NS’ operating ratio for the fourth quarter was 60.4%, which the company said was a fourth-quarter record. OR in the fourth quarter of 2020 was 61.8%. Investors sometimes use OR to gauge the financial health of a company, with a lower OR implying improved financial health. 

“The fourth quarter marks the successful completion of the ambitious three-year strategic plan we launched in 2019,” said NS Chairman and CEO Jim Squires in a Wednesday release. “We achieved significant additional improvement in productivity while overcoming the headwinds associated with the pandemic and global supply chain disruptions. Our team continues to deliver long-term value to our shareholders and customers, and we are in an excellent position to build on these results moving forward.”

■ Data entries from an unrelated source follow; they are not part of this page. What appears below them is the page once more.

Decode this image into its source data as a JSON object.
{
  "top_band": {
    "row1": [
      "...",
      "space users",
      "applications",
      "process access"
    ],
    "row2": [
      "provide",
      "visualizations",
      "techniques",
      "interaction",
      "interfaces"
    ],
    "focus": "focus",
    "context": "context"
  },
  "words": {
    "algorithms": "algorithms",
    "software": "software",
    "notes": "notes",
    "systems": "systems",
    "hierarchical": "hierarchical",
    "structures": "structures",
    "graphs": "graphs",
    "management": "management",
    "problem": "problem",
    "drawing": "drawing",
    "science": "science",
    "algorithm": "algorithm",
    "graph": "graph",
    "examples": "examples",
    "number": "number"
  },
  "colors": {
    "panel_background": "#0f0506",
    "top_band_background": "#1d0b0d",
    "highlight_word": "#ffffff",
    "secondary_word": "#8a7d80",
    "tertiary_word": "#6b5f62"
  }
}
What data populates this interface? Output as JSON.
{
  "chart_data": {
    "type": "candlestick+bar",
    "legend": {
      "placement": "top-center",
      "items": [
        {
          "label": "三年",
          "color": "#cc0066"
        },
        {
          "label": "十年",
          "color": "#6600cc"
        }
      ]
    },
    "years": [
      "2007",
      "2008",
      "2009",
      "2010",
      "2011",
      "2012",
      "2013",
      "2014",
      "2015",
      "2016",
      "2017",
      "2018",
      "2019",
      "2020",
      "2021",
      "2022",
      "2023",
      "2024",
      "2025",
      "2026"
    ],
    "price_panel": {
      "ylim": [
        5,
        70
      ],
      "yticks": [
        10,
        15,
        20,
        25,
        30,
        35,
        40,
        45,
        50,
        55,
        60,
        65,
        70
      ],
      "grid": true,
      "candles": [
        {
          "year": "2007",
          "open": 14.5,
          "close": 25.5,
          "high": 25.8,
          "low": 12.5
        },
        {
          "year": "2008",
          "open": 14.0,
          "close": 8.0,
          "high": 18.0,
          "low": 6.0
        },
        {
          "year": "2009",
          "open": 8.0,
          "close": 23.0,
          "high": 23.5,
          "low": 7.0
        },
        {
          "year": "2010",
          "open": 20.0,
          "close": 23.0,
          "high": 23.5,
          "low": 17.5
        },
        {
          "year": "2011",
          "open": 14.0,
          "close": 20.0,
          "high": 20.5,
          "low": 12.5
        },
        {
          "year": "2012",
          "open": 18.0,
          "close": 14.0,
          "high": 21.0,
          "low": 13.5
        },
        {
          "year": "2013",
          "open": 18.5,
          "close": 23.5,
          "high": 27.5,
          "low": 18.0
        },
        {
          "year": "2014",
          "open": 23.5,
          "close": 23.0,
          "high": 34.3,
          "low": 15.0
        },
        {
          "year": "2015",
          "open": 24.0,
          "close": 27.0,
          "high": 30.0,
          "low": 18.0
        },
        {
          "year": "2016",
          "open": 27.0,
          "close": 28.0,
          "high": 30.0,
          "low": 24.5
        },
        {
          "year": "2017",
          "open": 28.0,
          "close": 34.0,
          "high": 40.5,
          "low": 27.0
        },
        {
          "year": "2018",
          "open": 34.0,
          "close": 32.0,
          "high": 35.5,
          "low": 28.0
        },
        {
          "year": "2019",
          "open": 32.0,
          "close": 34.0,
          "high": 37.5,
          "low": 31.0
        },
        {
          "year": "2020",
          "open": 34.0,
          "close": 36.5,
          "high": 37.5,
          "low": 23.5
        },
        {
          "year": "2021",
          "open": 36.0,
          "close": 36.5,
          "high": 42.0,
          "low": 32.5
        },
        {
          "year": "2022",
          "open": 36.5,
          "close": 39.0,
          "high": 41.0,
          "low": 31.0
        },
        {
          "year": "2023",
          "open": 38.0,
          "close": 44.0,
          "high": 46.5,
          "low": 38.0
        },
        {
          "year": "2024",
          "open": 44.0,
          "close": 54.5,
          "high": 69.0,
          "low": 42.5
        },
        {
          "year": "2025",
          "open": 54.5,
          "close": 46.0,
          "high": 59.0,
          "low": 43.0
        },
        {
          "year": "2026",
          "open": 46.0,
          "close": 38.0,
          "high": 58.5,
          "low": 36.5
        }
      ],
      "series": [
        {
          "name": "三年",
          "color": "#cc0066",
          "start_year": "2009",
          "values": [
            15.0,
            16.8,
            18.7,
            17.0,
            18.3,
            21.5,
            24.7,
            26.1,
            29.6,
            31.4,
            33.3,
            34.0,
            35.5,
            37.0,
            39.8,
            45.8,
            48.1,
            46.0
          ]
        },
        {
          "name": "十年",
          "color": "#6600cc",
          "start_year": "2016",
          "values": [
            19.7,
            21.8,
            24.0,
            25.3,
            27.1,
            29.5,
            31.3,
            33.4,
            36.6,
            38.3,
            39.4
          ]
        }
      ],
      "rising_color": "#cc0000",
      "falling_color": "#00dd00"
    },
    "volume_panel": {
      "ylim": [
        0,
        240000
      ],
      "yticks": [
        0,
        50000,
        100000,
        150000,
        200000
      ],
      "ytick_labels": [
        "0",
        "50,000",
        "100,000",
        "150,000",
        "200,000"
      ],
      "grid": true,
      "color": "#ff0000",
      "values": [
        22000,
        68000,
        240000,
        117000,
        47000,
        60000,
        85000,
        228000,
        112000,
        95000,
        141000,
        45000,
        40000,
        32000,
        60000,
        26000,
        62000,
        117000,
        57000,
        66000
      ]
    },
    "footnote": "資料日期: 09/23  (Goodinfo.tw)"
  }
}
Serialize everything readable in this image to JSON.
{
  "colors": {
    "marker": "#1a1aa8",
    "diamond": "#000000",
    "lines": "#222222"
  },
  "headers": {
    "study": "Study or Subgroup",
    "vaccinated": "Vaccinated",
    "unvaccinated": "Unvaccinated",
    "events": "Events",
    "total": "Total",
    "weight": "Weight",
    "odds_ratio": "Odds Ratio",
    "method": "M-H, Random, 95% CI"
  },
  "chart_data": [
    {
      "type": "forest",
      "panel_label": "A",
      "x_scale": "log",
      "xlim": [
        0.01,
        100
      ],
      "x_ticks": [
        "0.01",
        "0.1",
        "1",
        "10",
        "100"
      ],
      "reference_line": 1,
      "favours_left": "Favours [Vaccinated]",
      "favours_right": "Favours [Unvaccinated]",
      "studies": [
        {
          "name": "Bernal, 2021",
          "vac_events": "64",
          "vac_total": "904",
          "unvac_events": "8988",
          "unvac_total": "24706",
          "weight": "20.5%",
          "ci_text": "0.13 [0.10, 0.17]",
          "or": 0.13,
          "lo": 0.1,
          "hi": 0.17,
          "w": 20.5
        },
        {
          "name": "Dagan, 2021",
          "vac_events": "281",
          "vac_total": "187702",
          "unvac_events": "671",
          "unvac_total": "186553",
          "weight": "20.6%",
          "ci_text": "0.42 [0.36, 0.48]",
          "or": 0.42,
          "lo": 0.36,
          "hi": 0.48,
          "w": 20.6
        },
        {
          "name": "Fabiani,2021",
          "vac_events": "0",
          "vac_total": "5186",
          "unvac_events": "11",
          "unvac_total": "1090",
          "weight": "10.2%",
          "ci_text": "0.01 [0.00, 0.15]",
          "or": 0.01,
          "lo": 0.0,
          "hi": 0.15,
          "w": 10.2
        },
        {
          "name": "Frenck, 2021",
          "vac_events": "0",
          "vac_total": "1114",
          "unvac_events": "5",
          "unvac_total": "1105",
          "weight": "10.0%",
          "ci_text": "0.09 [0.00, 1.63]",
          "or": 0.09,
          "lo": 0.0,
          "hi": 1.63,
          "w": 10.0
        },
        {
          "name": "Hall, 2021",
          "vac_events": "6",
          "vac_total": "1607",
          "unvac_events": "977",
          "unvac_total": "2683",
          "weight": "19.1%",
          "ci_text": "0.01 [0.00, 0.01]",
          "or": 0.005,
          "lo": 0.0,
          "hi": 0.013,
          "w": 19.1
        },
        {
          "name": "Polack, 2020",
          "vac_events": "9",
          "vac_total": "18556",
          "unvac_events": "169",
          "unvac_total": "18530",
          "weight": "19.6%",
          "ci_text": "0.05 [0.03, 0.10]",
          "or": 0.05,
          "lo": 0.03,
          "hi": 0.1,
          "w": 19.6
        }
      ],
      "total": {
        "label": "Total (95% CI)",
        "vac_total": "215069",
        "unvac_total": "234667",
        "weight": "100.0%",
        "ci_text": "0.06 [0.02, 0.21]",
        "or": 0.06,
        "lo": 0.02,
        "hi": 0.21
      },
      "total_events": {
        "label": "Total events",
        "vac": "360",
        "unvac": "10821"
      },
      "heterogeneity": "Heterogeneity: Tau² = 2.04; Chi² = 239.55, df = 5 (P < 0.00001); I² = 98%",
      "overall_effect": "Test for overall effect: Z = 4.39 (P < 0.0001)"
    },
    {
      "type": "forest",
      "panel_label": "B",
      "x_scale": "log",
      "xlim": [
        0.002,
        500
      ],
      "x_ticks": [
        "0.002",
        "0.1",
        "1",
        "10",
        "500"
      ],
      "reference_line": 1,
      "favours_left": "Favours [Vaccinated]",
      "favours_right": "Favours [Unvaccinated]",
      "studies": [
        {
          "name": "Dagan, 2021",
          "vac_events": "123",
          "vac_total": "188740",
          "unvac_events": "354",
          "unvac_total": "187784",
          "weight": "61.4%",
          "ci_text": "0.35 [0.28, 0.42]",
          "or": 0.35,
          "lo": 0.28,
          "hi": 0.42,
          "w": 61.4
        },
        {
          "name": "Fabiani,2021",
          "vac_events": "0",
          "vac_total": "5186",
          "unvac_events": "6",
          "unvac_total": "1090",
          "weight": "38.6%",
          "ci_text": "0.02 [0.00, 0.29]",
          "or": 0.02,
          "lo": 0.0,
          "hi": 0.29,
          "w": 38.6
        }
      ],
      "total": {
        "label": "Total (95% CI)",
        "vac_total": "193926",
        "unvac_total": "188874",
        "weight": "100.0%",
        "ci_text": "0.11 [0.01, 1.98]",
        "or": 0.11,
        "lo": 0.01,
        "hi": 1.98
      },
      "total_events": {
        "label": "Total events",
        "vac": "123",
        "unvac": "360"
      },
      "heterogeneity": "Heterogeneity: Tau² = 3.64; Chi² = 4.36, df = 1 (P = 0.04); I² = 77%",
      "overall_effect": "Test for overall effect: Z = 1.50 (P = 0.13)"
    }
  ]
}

NS’ train velocity and dwell time were lower in the fourth quarter year-over-year, and these are two service metrics NS hopes to correct as new hires are directed to areas where more network capacity is needed.

“As we’re entering the first quarter, our improvements have been sporadic as COVID-related absences have more than doubled from where they were in December,” Sanborn said on the earnings call. But “let me be clear — our top priority is to drive the service improvements our customers expect and need and we will get there. We are working very hard to leverage an increased hiring pipeline as well as productivity initiatives to drive our performance.”